Proving Trigonometric Identity Involving Double Angle Formula

[aisha]

Proove trig identity help please

I think this problem involves the double angle formula which i am not quite familiar with.

1+cos2(x)=cot(x)sin2(x)

I know the cot=1/tan(x) or cos(x)/sin(x)

sin2(x)=2sin(x)cos(x)

cos2(x)=1-2sin^2 (x)

But I am not sure what to do can u please help me?

 

[aisha]

here is what I am getting so far

1+cos(2x)=cot(x) sin2(x)

1+cos(x+x)=[cos(x)/sin(x)] multiplied by sin(x+x)

1+cos^2(x)=cos(x)/sin(x) multiplied by sin^2(x)

Im doing something totally wrong please HELP ME

 

[erik05]

cos2x is equal to cos^2x-sin^2x therefore for the left side:

1-sin^2x+cos^2x
cos^2x+cos^2x
2cos^2x

for the right side:
\frac{1}{tanx} (2sinxcosx)

\frac {2sinxcosx}{\frac{sinx}{cosx}}

2sinxcosx (\frac {cosx}{sinx})

2cos^2x

 

[aisha]

cos2x is equal to cos^2x-sin^2x therefore for the left side:

1-sin^2x+cos^2x
cos^2x+cos^2x
2cos^2x

for the right side:
\frac{1}{tanx} (2sinxcosx)

\frac {2sinxcosx}{\frac{sinx}{cosx}}

2sinxcosx (\frac {cosx}{sinx})

2cos^2x

Hi thanks I didnt know cos2x is equal to cos^2x-sin^2x I am just trying to understand what you did on the right side can u explain why you multiplied 1/tan(x) by (2sinxcosx) thanks soo much

 

[dextercioby]

Okay.Initially,the RHS was:

\cot x \sin 2x(1)

Now:

\cot x=\frac{1}{\tan x}(2)

\sin 2x=2\sin x\cos x (3)

Multiply (2) and (3) and find:

\cot x\sin 2x=\frac{2\sin x\cos x}{\tan x} (4)

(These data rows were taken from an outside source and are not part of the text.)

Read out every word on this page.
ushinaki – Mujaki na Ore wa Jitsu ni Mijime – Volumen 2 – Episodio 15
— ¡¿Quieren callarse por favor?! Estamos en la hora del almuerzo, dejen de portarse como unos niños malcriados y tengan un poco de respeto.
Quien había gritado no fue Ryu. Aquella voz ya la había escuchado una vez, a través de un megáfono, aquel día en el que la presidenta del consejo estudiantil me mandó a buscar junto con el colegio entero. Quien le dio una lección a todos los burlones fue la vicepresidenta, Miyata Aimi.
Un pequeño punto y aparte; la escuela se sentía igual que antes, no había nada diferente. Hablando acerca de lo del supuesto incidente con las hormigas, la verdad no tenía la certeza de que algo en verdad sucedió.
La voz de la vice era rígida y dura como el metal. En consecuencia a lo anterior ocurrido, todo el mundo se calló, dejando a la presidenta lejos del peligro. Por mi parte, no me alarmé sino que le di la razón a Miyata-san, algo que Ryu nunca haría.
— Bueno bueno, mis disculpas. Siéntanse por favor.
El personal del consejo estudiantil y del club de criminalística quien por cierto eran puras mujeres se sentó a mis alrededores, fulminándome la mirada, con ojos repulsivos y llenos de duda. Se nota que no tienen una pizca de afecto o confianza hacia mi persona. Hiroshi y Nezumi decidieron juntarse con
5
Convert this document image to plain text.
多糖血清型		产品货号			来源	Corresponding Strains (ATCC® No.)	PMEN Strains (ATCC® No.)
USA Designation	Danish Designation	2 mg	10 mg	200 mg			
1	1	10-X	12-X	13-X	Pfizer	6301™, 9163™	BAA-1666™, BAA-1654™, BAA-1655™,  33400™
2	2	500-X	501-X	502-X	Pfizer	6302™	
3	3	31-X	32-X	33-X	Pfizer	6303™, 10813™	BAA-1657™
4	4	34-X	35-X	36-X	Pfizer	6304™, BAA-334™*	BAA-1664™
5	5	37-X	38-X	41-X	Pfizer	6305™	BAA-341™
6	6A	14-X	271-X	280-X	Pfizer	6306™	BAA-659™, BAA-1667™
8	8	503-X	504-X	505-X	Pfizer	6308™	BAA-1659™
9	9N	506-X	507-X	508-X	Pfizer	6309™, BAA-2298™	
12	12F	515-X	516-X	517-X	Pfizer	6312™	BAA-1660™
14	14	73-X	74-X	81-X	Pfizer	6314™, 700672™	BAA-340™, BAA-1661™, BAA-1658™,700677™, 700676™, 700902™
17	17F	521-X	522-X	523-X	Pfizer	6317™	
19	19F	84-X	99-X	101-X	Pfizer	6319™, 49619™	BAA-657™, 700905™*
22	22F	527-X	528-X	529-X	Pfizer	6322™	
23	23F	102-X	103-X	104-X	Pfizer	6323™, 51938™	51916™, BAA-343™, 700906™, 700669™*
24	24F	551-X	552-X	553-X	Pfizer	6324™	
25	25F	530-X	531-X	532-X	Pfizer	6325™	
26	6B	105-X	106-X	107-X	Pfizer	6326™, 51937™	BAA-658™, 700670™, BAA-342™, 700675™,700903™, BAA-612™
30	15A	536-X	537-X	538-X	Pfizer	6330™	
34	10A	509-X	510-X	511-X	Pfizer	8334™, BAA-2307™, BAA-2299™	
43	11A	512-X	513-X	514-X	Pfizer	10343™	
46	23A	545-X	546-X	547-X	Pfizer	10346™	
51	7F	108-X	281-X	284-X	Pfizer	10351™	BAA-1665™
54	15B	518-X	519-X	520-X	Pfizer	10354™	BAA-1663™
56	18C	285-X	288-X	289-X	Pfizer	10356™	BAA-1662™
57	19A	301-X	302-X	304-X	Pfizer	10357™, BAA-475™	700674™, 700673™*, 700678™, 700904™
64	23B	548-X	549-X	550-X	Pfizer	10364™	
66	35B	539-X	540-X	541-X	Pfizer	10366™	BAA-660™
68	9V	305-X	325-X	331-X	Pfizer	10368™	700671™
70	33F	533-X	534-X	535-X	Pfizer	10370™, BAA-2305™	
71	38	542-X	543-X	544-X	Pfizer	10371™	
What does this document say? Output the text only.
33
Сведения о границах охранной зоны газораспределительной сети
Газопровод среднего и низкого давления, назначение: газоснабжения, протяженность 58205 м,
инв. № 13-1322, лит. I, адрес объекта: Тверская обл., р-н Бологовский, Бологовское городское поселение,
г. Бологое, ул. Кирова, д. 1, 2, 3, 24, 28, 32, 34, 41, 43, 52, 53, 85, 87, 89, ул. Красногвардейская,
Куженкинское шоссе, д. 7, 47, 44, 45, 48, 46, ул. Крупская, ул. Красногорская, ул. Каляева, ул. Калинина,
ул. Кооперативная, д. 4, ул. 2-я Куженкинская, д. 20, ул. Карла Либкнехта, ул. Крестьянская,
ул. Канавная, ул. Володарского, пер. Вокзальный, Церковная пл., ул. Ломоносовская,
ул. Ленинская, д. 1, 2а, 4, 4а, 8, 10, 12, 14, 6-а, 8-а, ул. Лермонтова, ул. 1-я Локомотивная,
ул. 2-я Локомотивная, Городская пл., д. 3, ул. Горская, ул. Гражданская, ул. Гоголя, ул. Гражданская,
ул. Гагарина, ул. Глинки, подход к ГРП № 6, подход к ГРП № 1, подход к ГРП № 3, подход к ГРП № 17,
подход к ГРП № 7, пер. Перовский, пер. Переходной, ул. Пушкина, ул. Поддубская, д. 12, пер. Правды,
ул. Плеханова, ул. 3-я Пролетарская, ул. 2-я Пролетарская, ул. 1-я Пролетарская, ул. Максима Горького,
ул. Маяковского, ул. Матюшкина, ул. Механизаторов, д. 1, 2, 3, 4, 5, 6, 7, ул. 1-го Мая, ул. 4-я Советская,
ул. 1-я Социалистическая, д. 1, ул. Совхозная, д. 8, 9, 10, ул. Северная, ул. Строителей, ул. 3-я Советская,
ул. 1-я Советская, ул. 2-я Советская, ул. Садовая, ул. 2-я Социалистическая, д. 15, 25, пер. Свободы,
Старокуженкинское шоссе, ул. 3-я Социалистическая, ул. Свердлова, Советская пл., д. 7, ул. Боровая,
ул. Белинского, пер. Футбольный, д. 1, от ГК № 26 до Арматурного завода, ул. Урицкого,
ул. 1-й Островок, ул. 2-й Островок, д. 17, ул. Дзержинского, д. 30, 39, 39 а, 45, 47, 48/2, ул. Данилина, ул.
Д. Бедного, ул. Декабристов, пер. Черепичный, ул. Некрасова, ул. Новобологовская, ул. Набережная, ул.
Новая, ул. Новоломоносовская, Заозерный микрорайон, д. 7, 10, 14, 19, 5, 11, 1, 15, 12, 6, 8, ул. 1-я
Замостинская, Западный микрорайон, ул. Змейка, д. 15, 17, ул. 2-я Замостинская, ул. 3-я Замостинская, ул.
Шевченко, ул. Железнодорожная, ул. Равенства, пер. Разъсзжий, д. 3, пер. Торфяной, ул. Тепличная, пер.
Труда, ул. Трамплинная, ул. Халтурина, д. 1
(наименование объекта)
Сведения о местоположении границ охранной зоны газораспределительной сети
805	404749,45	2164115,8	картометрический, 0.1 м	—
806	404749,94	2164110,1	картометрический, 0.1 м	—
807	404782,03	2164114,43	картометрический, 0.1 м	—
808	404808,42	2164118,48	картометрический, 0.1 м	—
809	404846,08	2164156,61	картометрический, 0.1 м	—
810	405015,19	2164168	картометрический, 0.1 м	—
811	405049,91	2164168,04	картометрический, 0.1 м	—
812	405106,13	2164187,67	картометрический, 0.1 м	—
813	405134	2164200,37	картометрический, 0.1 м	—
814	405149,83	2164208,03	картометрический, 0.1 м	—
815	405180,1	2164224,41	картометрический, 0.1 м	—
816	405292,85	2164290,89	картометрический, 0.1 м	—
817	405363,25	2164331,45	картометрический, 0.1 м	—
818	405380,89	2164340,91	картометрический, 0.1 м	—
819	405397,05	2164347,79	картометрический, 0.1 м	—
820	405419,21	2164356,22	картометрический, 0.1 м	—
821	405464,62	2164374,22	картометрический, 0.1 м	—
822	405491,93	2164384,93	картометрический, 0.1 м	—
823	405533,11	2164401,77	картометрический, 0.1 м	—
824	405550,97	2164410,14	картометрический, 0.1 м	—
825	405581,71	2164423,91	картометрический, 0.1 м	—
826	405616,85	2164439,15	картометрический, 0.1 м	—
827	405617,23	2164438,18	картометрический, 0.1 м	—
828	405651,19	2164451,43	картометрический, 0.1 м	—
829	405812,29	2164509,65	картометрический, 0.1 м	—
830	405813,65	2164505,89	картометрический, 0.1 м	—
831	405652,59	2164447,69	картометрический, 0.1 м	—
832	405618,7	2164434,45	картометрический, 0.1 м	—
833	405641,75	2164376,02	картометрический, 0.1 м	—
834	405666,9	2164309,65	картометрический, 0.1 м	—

,which is just what u asked to prove.

Daniel.

 

[aisha]

ok i totally understand that I think I am over looking one of the trig identities because I didnt know that cos2x=cos^2(x)-sin^2(x) and I also didnt know sin2x=2sin(x)cos(x)

Hey how do u know that?

 

[dextercioby]

Simple,apply the formulas for addition (both for "sine" and for "cosine") and choose equal arguments
\cos 2x=\cos (x+x)=...?

Daniel.